Allan Pinkerton lived from 25 August 1819 to 1 July 1884. Born in Glasgow, he emigrated to the United States at the age of 23. He went on to be appointed as a detective in Chicago, before founding the Pinkerton Detective Agency. The wider picture in Scotland at the time is set out in our Historical Timeline.
Pinkerton was born in Glasgow's Gorbals district in 1819, the son of a policeman forced to retire from the force after being injured on duty. After the death of his father, Pinkerton left school to support the family and became an apprentice barrel maker in the McCauley Cooperage Works. While still young, Pinkerton became very active in the reforming Chartist Movement.
Pinkerton married a woman from Edinburgh, Joan Carfrae in 1842. As their marriage ceremony was concluded he heard word that he was about to be arrested by the authorities for his Chartist activities, and with his new bride immediately boarded a ship in Glasgow bound for the New World. The ship ran aground and was wrecked on the shore of Nova Scotia and Pinkerton and his new wife made their way, penniless, to the immigrant town of Dundee, near Chicago. Here he established a cooperage business and became an active anti-slavery campaigner: with his business forming part of the "underground railroad" helping escaped slaves to reach freedom in Canada.
While in Dundee, Pinkerton helped catch a gang of counterfeiters whose hideout he had stumbled upon. As a result he was appointed deputy sheriff of Kane County, and then, in 1849, he became Chicago's first full-time detective. Pinkerton found himself to be naturally gifted in this very under-developed area of work, and in 1850 he founded the National Detective Agency in Chicago. The slogan used by the Agency was "We Never Sleep" and its logo was a large unblinking eye: giving rise to the phrase Private Eye. The Agency was the first to formalise a series of techniques now used by detectives across the world, including shadowing and surveillance of suspects, and using undercover agents to infiltrate criminal gangs. The Agency quickly achieved a reputation for toughness and effectiveness, and came to prominence after tracking down a number of train robbers during the 1850s.

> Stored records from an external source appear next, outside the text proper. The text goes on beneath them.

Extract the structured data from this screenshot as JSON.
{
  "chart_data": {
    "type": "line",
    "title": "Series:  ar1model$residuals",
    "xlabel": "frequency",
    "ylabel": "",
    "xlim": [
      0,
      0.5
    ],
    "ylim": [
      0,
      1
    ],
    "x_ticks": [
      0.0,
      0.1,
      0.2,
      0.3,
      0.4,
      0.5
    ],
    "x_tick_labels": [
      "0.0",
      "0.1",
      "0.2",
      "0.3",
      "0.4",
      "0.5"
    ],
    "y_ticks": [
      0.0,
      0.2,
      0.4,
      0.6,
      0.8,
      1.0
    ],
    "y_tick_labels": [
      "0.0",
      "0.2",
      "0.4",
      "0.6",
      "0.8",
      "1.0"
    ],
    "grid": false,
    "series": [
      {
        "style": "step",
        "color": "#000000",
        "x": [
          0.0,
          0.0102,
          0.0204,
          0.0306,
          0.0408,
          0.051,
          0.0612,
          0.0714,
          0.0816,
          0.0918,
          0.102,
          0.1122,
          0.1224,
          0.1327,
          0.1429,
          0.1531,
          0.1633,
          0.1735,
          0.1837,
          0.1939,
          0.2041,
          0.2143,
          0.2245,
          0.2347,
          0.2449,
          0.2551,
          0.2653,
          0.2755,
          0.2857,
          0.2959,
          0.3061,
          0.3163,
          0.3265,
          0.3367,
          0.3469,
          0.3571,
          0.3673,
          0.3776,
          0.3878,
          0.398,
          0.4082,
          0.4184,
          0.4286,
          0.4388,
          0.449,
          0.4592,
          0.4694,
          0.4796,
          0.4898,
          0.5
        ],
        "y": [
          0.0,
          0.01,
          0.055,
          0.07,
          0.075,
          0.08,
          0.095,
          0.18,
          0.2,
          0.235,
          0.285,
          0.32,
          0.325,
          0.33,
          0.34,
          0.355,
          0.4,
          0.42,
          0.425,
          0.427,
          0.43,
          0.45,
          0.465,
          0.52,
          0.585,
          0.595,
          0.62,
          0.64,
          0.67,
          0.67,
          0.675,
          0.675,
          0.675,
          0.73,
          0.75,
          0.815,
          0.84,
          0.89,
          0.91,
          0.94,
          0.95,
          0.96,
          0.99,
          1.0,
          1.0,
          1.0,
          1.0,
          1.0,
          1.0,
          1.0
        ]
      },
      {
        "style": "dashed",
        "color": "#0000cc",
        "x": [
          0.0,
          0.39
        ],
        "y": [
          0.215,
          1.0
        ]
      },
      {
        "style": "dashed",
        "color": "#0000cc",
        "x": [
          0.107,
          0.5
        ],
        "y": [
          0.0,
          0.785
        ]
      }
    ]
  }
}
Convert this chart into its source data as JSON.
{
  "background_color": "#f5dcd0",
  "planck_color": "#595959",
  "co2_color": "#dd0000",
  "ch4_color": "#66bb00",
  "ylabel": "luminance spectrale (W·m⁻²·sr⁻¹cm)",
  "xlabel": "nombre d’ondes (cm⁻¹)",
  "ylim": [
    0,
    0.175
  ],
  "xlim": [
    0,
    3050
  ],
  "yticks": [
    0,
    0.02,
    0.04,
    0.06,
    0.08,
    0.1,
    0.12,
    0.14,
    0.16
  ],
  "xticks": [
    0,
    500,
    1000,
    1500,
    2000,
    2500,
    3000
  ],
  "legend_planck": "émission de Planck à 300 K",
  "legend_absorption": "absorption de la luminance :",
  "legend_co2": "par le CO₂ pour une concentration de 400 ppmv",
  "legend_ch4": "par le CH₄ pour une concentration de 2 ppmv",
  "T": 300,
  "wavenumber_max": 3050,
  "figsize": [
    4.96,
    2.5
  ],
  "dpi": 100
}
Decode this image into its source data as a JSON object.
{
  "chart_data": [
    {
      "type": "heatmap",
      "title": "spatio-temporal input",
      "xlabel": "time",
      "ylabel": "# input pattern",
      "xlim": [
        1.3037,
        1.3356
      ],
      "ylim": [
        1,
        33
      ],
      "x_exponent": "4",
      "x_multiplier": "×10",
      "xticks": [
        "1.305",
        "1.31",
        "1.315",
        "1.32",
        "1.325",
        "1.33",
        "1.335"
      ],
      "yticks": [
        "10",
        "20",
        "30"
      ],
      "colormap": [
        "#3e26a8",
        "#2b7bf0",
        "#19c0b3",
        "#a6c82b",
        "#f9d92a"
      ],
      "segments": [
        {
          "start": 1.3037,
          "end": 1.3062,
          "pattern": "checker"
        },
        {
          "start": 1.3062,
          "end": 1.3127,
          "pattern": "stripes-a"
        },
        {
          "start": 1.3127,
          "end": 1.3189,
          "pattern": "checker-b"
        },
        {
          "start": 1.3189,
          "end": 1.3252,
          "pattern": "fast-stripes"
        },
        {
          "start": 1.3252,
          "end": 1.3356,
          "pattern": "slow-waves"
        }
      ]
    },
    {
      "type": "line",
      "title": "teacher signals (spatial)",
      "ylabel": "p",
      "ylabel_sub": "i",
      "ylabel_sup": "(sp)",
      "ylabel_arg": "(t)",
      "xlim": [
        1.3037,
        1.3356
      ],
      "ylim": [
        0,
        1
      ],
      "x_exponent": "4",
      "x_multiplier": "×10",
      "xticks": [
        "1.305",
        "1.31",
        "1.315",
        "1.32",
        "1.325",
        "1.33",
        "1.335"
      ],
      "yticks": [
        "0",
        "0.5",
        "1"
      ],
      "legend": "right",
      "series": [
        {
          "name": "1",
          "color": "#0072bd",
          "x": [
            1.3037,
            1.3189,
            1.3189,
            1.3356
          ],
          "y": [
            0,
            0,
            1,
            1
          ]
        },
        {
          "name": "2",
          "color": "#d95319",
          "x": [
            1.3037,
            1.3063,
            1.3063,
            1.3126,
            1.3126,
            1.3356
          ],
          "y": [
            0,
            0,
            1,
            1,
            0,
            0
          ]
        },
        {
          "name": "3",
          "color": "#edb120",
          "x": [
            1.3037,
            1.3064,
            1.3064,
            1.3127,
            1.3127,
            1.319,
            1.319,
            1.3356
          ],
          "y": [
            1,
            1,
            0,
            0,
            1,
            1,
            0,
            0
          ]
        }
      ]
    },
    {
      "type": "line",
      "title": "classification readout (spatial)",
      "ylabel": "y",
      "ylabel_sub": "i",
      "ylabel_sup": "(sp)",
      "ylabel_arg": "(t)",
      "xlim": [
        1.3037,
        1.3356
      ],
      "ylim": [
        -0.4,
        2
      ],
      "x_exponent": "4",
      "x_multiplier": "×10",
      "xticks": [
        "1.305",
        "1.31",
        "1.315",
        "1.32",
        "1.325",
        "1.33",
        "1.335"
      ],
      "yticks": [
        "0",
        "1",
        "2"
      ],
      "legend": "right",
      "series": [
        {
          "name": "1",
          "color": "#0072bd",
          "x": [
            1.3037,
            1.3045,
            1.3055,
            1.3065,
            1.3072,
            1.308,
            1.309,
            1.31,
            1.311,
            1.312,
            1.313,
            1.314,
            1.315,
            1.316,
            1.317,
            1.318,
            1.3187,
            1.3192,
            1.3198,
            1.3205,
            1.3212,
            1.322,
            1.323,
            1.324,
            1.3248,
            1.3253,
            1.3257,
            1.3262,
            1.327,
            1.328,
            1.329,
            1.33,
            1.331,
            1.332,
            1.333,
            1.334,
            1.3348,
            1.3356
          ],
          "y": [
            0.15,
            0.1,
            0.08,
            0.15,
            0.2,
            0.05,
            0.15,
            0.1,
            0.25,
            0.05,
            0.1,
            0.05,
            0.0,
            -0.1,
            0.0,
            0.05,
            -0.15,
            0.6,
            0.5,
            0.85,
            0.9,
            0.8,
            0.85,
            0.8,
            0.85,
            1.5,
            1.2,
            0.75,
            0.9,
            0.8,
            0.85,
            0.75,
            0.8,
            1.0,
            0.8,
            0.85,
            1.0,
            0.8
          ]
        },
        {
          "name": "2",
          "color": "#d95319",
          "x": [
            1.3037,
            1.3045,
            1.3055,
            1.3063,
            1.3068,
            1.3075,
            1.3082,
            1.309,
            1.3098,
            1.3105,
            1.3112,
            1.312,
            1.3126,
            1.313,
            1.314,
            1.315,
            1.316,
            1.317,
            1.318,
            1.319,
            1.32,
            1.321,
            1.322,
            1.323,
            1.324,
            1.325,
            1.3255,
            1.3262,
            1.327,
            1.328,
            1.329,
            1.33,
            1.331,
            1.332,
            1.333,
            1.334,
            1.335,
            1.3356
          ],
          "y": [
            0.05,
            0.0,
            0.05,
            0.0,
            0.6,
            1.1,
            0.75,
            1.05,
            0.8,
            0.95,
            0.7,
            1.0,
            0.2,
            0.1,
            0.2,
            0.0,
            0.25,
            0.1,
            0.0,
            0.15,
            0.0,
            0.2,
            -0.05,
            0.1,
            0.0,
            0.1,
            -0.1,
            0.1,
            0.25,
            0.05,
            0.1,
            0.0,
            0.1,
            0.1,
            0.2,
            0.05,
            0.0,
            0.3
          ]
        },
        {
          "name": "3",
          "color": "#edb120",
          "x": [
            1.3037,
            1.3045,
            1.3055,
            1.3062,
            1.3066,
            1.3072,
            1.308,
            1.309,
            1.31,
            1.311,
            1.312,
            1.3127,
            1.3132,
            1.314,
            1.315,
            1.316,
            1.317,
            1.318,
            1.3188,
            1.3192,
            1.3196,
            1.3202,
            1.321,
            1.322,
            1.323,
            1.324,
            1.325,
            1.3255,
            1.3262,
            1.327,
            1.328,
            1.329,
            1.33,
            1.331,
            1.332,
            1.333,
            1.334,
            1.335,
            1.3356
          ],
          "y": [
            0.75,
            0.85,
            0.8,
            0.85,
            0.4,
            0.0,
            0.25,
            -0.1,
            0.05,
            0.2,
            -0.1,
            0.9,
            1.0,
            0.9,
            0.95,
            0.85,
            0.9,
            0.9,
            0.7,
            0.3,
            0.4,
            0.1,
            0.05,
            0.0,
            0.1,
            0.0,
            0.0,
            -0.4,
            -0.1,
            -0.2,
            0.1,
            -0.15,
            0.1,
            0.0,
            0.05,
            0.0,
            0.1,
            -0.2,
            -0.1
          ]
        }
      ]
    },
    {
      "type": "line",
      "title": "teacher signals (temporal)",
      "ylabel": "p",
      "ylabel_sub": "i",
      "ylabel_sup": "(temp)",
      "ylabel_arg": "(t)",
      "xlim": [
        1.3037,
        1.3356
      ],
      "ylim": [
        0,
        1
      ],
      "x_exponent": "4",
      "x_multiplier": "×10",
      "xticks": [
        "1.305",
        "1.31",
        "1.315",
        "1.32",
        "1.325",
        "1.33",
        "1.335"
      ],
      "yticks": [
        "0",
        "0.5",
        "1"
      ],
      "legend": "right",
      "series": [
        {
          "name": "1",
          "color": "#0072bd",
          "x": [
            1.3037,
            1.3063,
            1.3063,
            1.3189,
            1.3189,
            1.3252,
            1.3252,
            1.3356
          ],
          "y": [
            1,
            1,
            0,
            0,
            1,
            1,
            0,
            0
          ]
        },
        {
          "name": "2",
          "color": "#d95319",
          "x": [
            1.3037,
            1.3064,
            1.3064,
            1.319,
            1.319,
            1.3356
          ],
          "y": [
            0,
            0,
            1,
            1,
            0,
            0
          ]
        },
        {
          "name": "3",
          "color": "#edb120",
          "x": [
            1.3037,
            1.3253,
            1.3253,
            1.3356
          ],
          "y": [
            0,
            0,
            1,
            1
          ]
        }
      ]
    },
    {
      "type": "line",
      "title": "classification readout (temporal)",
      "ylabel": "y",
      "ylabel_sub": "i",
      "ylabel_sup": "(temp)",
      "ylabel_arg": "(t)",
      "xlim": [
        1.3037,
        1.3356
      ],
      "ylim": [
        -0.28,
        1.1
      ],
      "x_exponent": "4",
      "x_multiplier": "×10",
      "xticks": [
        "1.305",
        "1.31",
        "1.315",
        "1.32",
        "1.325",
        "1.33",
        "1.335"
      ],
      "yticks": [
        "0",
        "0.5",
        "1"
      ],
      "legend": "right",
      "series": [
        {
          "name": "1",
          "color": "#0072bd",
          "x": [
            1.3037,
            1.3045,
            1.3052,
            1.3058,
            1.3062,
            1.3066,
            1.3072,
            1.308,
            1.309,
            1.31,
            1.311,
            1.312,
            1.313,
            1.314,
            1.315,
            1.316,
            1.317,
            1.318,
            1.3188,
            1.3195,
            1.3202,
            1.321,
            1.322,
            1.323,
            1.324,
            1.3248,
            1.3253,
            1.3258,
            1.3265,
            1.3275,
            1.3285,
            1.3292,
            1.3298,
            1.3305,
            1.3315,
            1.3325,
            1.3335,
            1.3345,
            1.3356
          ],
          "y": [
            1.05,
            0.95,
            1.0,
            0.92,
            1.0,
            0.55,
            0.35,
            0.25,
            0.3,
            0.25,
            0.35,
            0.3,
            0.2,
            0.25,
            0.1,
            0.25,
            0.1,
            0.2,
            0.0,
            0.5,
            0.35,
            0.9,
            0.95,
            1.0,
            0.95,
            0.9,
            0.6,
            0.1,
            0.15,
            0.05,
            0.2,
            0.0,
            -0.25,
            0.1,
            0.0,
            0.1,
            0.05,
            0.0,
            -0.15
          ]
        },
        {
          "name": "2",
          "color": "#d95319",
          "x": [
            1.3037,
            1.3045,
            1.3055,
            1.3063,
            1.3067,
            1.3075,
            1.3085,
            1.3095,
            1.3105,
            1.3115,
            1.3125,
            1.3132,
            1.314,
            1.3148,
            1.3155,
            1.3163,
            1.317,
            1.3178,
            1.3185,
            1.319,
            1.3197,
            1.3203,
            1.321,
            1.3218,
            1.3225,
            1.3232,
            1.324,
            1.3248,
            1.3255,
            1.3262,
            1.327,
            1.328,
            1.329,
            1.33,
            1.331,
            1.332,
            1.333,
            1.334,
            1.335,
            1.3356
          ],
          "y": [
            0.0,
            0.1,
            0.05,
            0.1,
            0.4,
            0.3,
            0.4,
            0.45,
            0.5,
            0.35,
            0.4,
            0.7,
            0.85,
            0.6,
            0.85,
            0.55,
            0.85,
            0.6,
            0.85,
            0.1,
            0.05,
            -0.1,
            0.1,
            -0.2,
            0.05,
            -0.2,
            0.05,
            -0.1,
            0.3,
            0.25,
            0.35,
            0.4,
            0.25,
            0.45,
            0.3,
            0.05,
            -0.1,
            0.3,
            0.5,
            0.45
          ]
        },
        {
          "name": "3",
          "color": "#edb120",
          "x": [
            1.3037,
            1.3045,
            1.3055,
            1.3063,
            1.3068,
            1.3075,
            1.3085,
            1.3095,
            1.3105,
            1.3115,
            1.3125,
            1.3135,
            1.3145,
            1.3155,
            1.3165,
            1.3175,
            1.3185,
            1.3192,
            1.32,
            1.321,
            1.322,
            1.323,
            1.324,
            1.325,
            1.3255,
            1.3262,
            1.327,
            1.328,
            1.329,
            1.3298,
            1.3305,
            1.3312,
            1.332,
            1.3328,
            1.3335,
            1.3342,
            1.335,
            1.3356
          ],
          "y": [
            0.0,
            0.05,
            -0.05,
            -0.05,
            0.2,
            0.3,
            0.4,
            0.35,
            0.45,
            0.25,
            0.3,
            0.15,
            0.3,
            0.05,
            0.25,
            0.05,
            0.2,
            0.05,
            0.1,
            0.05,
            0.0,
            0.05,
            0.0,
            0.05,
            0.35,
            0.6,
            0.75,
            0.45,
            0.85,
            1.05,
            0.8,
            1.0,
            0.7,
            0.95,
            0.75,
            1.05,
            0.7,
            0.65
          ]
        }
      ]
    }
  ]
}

In March 1861, Pinkerton's work on a railway robbery brought to light a plot to kill Abraham Lincoln at Baltimore en route to his Presidential inauguration, which was foiled as a result. After the outbreak of the American Civil War later that year, Lincoln appointed Pinkerton as head of the Union Intelligence Service. His agents often worked undercover as Confederates to gather intelligence, and Pinkerton himself undertook a number of missions posing as a Confederate Army Major.
After the war, Pinkerton returned to running his Agency, which made its name in a number of high-profile cases, including that of Frank and Jessie James. By the 1870s, the agency had the world's largest collection of photographs of criminals and suspects. During this period, the Pinkerton Agency became known for some extremely aggressive tactics, which included the death of a child in an attack on the home of Jessie James' mother. There were also cases of their being employed to break labour strikes and keep watch on union members. All a very far cry from Allan Pinkerton's origins as a member of the Chartist Movement in Scotland.
Pinkerton himself became increasingly occupied writing detective stories, leaving the running of the Agency to his two sons. In late June 1884 he slipped on a pavement in Chicago, biting his tongue as he did so. He didn't seek treatment and the tongue became infected, leading to Allan Pinkerton's death on 1 July 1884. Pinkerton's legacy has lived on. The Union Intelligence Service he founded became the forerunner of the US Secret Service, while in 2003 the Pinkerton Agency became part of the international security company "Securitas", originally founded in Sweden.